Last year I came aboard the Psychological Suspense Authors’ Association, heading up the social media channels and creating promotional opportunities for members. While there will always be some people who take more than they give, I feel it’s important to do what you can for other authors. Through The PSAA and my own social media, I schedule publication day posts, share news, and conduct author interviews, and I do my best to keep up with everything. I don’t expect the same in return from everyone all the time, as we all have busy lives and full plates, especially right now, but returning the favour and supporting other authors is always worthwhile. I’ve made some amazing friends, read some fantastic books from both new and established authors, and it genuinely makes me happy to see others succeed. In-fighting and competing with one another helps absolutely no one, and if you conduct yourself with animosity or selfishness, fewer people will want to be in your corner when you need support.

Create boundaries

Ah, boundaries. They seem to have flown out the window since the pandemic hit. Working from home (ahem, living at work) can mean we’re ‘always on’, and of course there may be people in our lives who feel differently about abiding by the rules or what is considered ‘safe’ than we do. But setting boundaries is more important now than ever before. We can help prevent burnout by switching off at a certain time, removing people from our lives who make us unhappy (both on and offline), and setting a routine, and the same goes for writing. Fridays are my scheduled writing day, and Monday-Thursday I’m at the day job. When I have a deadline, I might squeeze some writing in after work or on a weekend, and when lockdown first happened, the days blended into one and I struggled to keep up a routine, but now I try to only write on Fridays and I feel much better for it.

Don’t lose yourself

At the beginning of lockdown, I tried to lose myself in my writing.
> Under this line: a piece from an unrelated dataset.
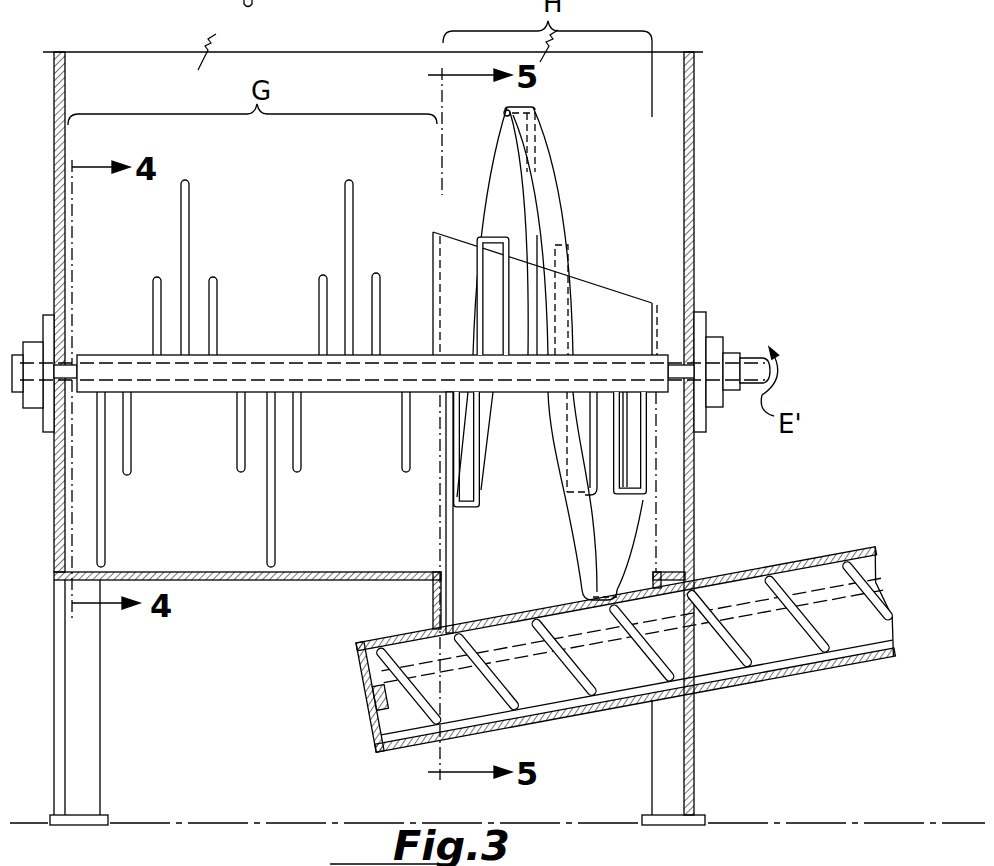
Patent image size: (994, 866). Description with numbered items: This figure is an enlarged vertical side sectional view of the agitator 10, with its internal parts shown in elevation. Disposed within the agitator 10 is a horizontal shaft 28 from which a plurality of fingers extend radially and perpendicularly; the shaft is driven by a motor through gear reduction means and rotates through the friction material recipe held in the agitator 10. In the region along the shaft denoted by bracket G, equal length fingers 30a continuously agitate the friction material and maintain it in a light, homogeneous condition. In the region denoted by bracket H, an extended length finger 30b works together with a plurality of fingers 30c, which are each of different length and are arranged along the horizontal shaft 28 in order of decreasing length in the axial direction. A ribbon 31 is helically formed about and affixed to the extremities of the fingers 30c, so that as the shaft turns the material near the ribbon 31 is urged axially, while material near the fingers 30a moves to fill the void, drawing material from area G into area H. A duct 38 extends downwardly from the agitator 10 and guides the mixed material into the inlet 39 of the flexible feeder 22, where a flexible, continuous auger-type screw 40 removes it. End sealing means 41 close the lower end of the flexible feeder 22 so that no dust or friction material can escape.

I know I wasn’t alone in wanting to hide from this new, terrifying world, and I turned to writing in an attempt to distract myself from everything. But I ended up with a scrambled manuscript which just wasn’t working, and I realised that I’d been pouring everything I was feeling into it, expecting to be able to make sense of it all. But I wasn’t ready for that at the time, and it showed. So I started a new story, one which would become In the Dark, and which gave me what I needed.
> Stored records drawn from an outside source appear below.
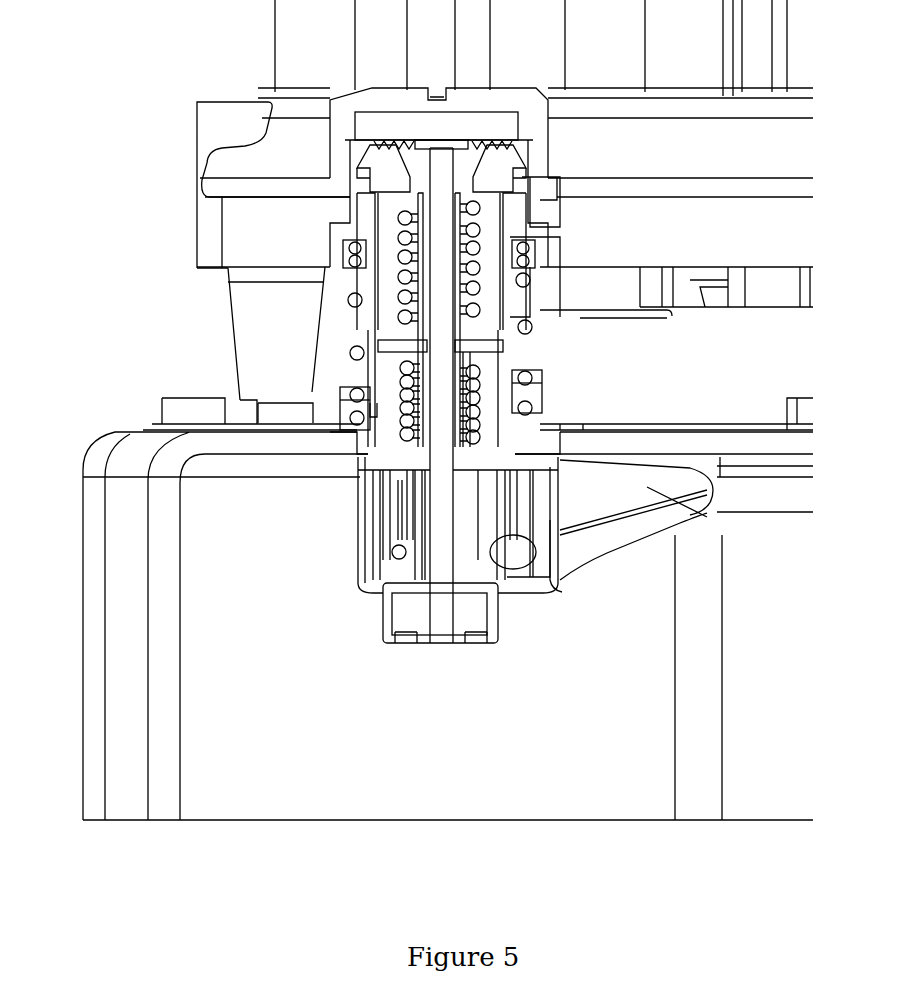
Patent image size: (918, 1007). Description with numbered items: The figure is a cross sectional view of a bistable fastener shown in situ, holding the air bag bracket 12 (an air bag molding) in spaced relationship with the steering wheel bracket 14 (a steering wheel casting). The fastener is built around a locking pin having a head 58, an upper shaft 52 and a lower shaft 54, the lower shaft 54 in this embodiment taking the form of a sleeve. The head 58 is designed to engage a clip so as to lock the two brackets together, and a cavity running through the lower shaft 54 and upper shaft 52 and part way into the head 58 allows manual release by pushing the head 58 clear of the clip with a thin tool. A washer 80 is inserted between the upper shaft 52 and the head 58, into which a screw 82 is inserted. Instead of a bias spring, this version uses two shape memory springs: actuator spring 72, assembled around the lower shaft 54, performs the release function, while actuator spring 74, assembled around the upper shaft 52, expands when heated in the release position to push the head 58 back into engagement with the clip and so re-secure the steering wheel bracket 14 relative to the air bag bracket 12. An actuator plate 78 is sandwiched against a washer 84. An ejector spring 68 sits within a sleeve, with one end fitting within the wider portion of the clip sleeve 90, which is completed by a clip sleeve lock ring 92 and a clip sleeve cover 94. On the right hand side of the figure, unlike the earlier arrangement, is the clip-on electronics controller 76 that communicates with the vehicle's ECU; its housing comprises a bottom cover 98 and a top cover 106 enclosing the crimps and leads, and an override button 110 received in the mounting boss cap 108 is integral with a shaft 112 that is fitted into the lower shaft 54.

The air bag bracket 12 is at (233, 442).
The steering wheel bracket 14 is at (260, 163).
The upper shaft 52 is at (432, 276).
The lower shaft 54 is at (400, 384).
The head 58 is at (408, 150).
The ejector spring 68 is at (360, 352).
The actuator spring 72 is at (482, 400).
The actuator spring 74 is at (400, 218).
The clip-on electronics controller 76 is at (608, 553).
The actuator plate 78 is at (498, 343).
The washer 80 is at (473, 200).
The screw 82 is at (437, 163).
The washer 84 is at (470, 360).
The clip sleeve 90 is at (538, 241).
The clip sleeve lock ring 92 is at (550, 190).
The clip sleeve cover 94 is at (340, 100).
The bottom cover 98 is at (700, 493).
The top cover 106 is at (580, 587).
The mounting boss cap 108 is at (383, 606).
The override button 110 is at (418, 643).
The shaft 112 is at (437, 513).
My novels always contain a piece of me, usually something which I need to get out and process through my characters. The Diary came about when I was finally ready to talk about my own sexual assault. The Girl Across the Street and Girl, Lost feature domestic violence which I both experienced and witnessed as a child. The Wake came to me at a time when I was thinking a lot about death and the legacies we leave behind, and In the Dark was my way of exploring the ‘sins of the father’ and how sometimes our paths appear set in stone. I write best when I am trying to find something through my writing, instead of trying to hide inside it.


Back in 2017 when I finished writing what would become The Diary, I had no idea what was going to happen in the future. I’ve always loved reading and dreamt of being an author, so signing that first contract was the beginning of the career of my dreams. And although it has been a (sometimes steep!) learning curve, there’s still nothing I’d rather be doing.